When Emerson, which had acquired Rosemount just a few months after Berra joined, decided to purchase Fisher Controls from Berra's alma mater, Monsanto, Berra became head of the combined Fisher and Rosemount controls business, then called Fisher-Rosemount.
"We ultimately launched DeltaV during my time as president," Berra says modestly. Other Emerson employees, though, recount stories of his deep and intense involvement in the design and creation of DeltaV, which became the model for the second generation of DCS products worldwide, and one of the most successful.
At the same time, Berra was responsible for the development of two of the most successful digital communications busses in process automation. "I am a geek at heart," he says.
First, under his direction, Rosemount developed HART, which has now over 30 million devices installed. Then, after personally working with the ISA SP50 standard committee, he helped launch (and became chairman of) the Fieldbus Foundation (www.fieldbus.org)—which is, especially in the petrochemical industry, growing as a powerful vendor-non-specific communications and control platform.
Berra has been a champion of the independent standards movement, personally in his involvement in ISA standards, as well as in his role as business leader providing the impetus for Emerson's involvement in standards work.
After Rosemount developed the HART protocol as a proprietary technology, Berra led the development of the HART Communication Foundation (www.hartcomm.org), and deeded the patents on the HART technology over to this not-for-profit organization. "The HART protocol was conceived at an offsite meeting that I chaired," he says.
"OPC also began on my watch," Berra notes. "I remember going to Microsoft and meeting with Mike Maples, who was then head of technology there. We were trying to stir up some interest at Microsoft in process automation."
"More recently," he continues, "I was associated with wireless technology and was proud to launch wireless products and WirelessHART during my time as business leader."

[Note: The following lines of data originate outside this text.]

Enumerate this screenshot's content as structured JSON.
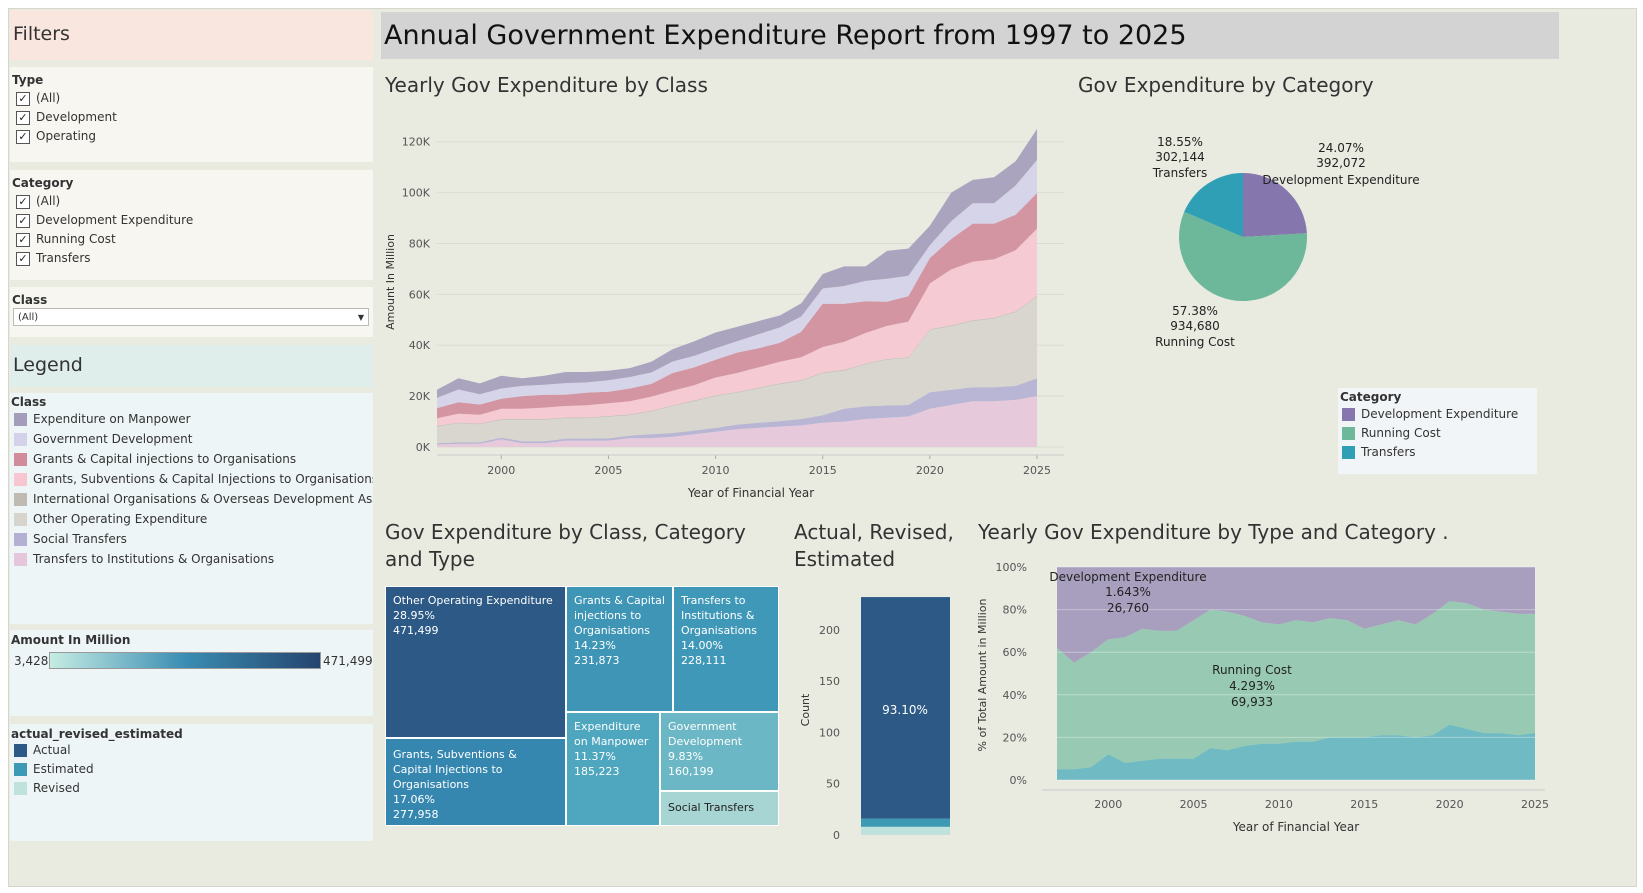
{
  "title": "Annual Government Expenditure Report from 1997 to 2025",
  "filters": {
    "header": "Filters",
    "type": {
      "label": "Type",
      "items": [
        "(All)",
        "Development",
        "Operating"
      ]
    },
    "category": {
      "label": "Category",
      "items": [
        "(All)",
        "Development Expenditure",
        "Running Cost",
        "Transfers"
      ]
    },
    "class": {
      "label": "Class",
      "selected": "(All)"
    }
  },
  "legend": {
    "header": "Legend",
    "class_label": "Class",
    "class_items": [
      {
        "label": "Expenditure on Manpower",
        "color": "#a49cbb"
      },
      {
        "label": "Government Development",
        "color": "#d4d1ea"
      },
      {
        "label": "Grants & Capital injections to Organisations",
        "color": "#d18c9c"
      },
      {
        "label": "Grants, Subventions & Capital Injections to Organisations",
        "color": "#f7c6d0"
      },
      {
        "label": "International Organisations & Overseas Development Assista..",
        "color": "#bfbab2"
      },
      {
        "label": "Other Operating Expenditure",
        "color": "#d6d4cc"
      },
      {
        "label": "Social Transfers",
        "color": "#b4b0d4"
      },
      {
        "label": "Transfers to Institutions & Organisations",
        "color": "#e6c6dc"
      }
    ],
    "amount_label": "Amount In Million",
    "amount_min": "3,428",
    "amount_max": "471,499",
    "are_label": "actual_revised_estimated",
    "are_items": [
      {
        "label": "Actual",
        "color": "#2c5985"
      },
      {
        "label": "Estimated",
        "color": "#3d9ab5"
      },
      {
        "label": "Revised",
        "color": "#bfe3dc"
      }
    ]
  },
  "colors": {
    "dev": "#8576ad",
    "running": "#6db89b",
    "transfers": "#2f9fb5"
  },
  "chart_data": [
    {
      "type": "area",
      "title": "Yearly Gov Expenditure by Class",
      "xlabel": "Year of Financial Year",
      "ylabel": "Amount In Million",
      "xlim": [
        1997,
        2025
      ],
      "ylim": [
        0,
        125000
      ],
      "x_ticks": [
        "2000",
        "2005",
        "2010",
        "2015",
        "2020",
        "2025"
      ],
      "y_ticks": [
        "0K",
        "20K",
        "40K",
        "60K",
        "80K",
        "100K",
        "120K"
      ],
      "years": [
        1997,
        1998,
        1999,
        2000,
        2001,
        2002,
        2003,
        2004,
        2005,
        2006,
        2007,
        2008,
        2009,
        2010,
        2011,
        2012,
        2013,
        2014,
        2015,
        2016,
        2017,
        2018,
        2019,
        2020,
        2021,
        2022,
        2023,
        2024,
        2025
      ],
      "series": [
        {
          "name": "Transfers to Institutions & Organisations",
          "color": "#e6c6dc",
          "values": [
            1000,
            1200,
            1300,
            3000,
            1500,
            1500,
            2500,
            2500,
            2500,
            3500,
            3500,
            4000,
            5000,
            6000,
            7000,
            7500,
            8000,
            8500,
            9500,
            10000,
            11000,
            11500,
            12000,
            15000,
            16500,
            18000,
            18000,
            18500,
            20000
          ]
        },
        {
          "name": "Social Transfers",
          "color": "#b4b0d4",
          "values": [
            500,
            600,
            600,
            700,
            700,
            700,
            800,
            800,
            900,
            1000,
            1500,
            1500,
            1500,
            1500,
            1800,
            2000,
            2200,
            2500,
            3000,
            5000,
            5000,
            4800,
            4500,
            6500,
            6000,
            5500,
            5500,
            5500,
            7000
          ]
        },
        {
          "name": "Other Operating Expenditure",
          "color": "#d6d4cc",
          "values": [
            6500,
            7500,
            7000,
            7000,
            8500,
            8500,
            8000,
            8000,
            8500,
            8000,
            9000,
            10500,
            11500,
            12500,
            12500,
            13500,
            14500,
            15000,
            16500,
            15000,
            16500,
            18000,
            18500,
            24500,
            25000,
            26000,
            27000,
            29000,
            32000
          ]
        },
        {
          "name": "International Organisations & Overseas Development Assistance",
          "color": "#bfbab2",
          "values": [
            300,
            300,
            300,
            300,
            300,
            300,
            300,
            300,
            300,
            300,
            300,
            300,
            300,
            300,
            300,
            300,
            300,
            300,
            300,
            300,
            300,
            300,
            300,
            300,
            300,
            300,
            300,
            300,
            300
          ]
        },
        {
          "name": "Grants, Subventions & Capital Injections to Organisations",
          "color": "#f7c6d0",
          "values": [
            3000,
            3500,
            3500,
            4000,
            4000,
            4500,
            4500,
            4800,
            5000,
            5200,
            5500,
            5800,
            6000,
            7000,
            7500,
            8000,
            8500,
            9000,
            10000,
            11000,
            12000,
            13000,
            14000,
            18000,
            22000,
            23000,
            23000,
            24000,
            26500
          ]
        },
        {
          "name": "Grants & Capital injections to Organisations",
          "color": "#d18c9c",
          "values": [
            4000,
            4500,
            4000,
            4000,
            5000,
            5000,
            4500,
            5000,
            4500,
            5000,
            5000,
            7000,
            7000,
            7000,
            8000,
            7500,
            7500,
            10000,
            17000,
            15000,
            12500,
            9500,
            10000,
            10000,
            12000,
            15000,
            14000,
            14000,
            14000
          ]
        },
        {
          "name": "Government Development",
          "color": "#d4d1ea",
          "values": [
            4000,
            5000,
            4000,
            4000,
            4000,
            4000,
            4500,
            4000,
            4500,
            4500,
            4500,
            4500,
            4500,
            4500,
            4500,
            5500,
            6000,
            6000,
            6000,
            7000,
            8000,
            9000,
            8000,
            5000,
            7000,
            8000,
            8000,
            11500,
            13000
          ]
        },
        {
          "name": "Expenditure on Manpower",
          "color": "#a49cbb",
          "values": [
            3200,
            4400,
            4300,
            5000,
            3000,
            3500,
            4400,
            4100,
            3800,
            3500,
            4200,
            4900,
            5700,
            6200,
            5600,
            5200,
            4700,
            5200,
            5700,
            7700,
            5700,
            11000,
            10700,
            7700,
            11200,
            9200,
            10200,
            9500,
            12200
          ]
        }
      ]
    },
    {
      "type": "pie",
      "title": "Gov Expenditure by Category",
      "slices": [
        {
          "label": "Development Expenditure",
          "pct": "24.07%",
          "value": "392,072",
          "share": 24.07,
          "color": "#8576ad"
        },
        {
          "label": "Running Cost",
          "pct": "57.38%",
          "value": "934,680",
          "share": 57.38,
          "color": "#6db89b"
        },
        {
          "label": "Transfers",
          "pct": "18.55%",
          "value": "302,144",
          "share": 18.55,
          "color": "#2f9fb5"
        }
      ],
      "legend_title": "Category",
      "legend_items": [
        "Development Expenditure",
        "Running Cost",
        "Transfers"
      ]
    },
    {
      "type": "table",
      "title": "Gov Expenditure by Class, Category and Type",
      "cells": [
        {
          "name": "Other Operating Expenditure",
          "pct": "28.95%",
          "value": "471,499",
          "color": "#2c5985"
        },
        {
          "name": "Grants & Capital injections to Organisations",
          "pct": "14.23%",
          "value": "231,873",
          "color": "#3f95b6"
        },
        {
          "name": "Transfers to Institutions & Organisations",
          "pct": "14.00%",
          "value": "228,111",
          "color": "#4098b8"
        },
        {
          "name": "Grants, Subventions & Capital Injections to Organisations",
          "pct": "17.06%",
          "value": "277,958",
          "color": "#3687b0"
        },
        {
          "name": "Expenditure on Manpower",
          "pct": "11.37%",
          "value": "185,223",
          "color": "#4ea6bf"
        },
        {
          "name": "Government Development",
          "pct": "9.83%",
          "value": "160,199",
          "color": "#6cb7c5"
        },
        {
          "name": "Social Transfers",
          "pct": "",
          "value": "",
          "color": "#a6d5d3"
        }
      ]
    },
    {
      "type": "bar",
      "title": "Actual, Revised, Estimated",
      "ylabel": "Count",
      "ylim": [
        0,
        235
      ],
      "y_ticks": [
        "0",
        "50",
        "100",
        "150",
        "200"
      ],
      "segments": [
        {
          "name": "Revised",
          "value": 8,
          "color": "#bfe3dc"
        },
        {
          "name": "Estimated",
          "value": 8,
          "color": "#3d9ab5"
        },
        {
          "name": "Actual",
          "value": 216,
          "color": "#2c5985"
        }
      ],
      "label": "93.10%"
    },
    {
      "type": "area",
      "title": "Yearly Gov Expenditure by Type and Category .",
      "xlabel": "Year of Financial Year",
      "ylabel": "% of Total Amount in Million",
      "xlim": [
        1997,
        2025
      ],
      "ylim": [
        0,
        100
      ],
      "x_ticks": [
        "2000",
        "2005",
        "2010",
        "2015",
        "2020",
        "2025"
      ],
      "y_ticks": [
        "0%",
        "20%",
        "40%",
        "60%",
        "80%",
        "100%"
      ],
      "years": [
        1997,
        1998,
        1999,
        2000,
        2001,
        2002,
        2003,
        2004,
        2005,
        2006,
        2007,
        2008,
        2009,
        2010,
        2011,
        2012,
        2013,
        2014,
        2015,
        2016,
        2017,
        2018,
        2019,
        2020,
        2021,
        2022,
        2023,
        2024,
        2025
      ],
      "transfers_pct": [
        5,
        5,
        6,
        12,
        8,
        9,
        10,
        10,
        10,
        15,
        14,
        16,
        17,
        17,
        18,
        18,
        20,
        20,
        20,
        21,
        21,
        20,
        21,
        26,
        24,
        22,
        22,
        21,
        22
      ],
      "running_cum_pct": [
        62,
        55,
        60,
        66,
        67,
        71,
        70,
        70,
        75,
        80,
        79,
        77,
        74,
        73,
        75,
        74,
        76,
        75,
        71,
        73,
        75,
        73,
        78,
        84,
        83,
        80,
        79,
        78,
        78
      ],
      "labels": [
        {
          "name": "Development Expenditure",
          "pct": "1.643%",
          "value": "26,760"
        },
        {
          "name": "Running Cost",
          "pct": "4.293%",
          "value": "69,933"
        }
      ]
    }
  ]
}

"Clearly no single person does all of this, and I am not the engineer who did the technology," Berra says. "But I am very proud of my leading role in all of these things that changed our industry. Automation is better because of these innovations, and it is very gratifying to know that I have been a part of it. My other source of pride is the people that I've hired and developed over the years."
Berra has been married to his wife Charlotte for 41 years, and they have three children and three grandchildren. "The grandchildren are the highlight of our life," he says. "I was a pretty decent tennis and basketball player in my younger years, but now my sport is golf."
Berra's idea of retirement is typically busy. He sits on the board of directors of two public companies, Ryder and National Instruments, and is a trustee of the Dell Children's Medical Center in Austin, Texas. "I sponsor four scholarships each year at the Washington University School of Engineering, [where he and Charlotte did their undergraduate work, and where they met—ed.]," he said.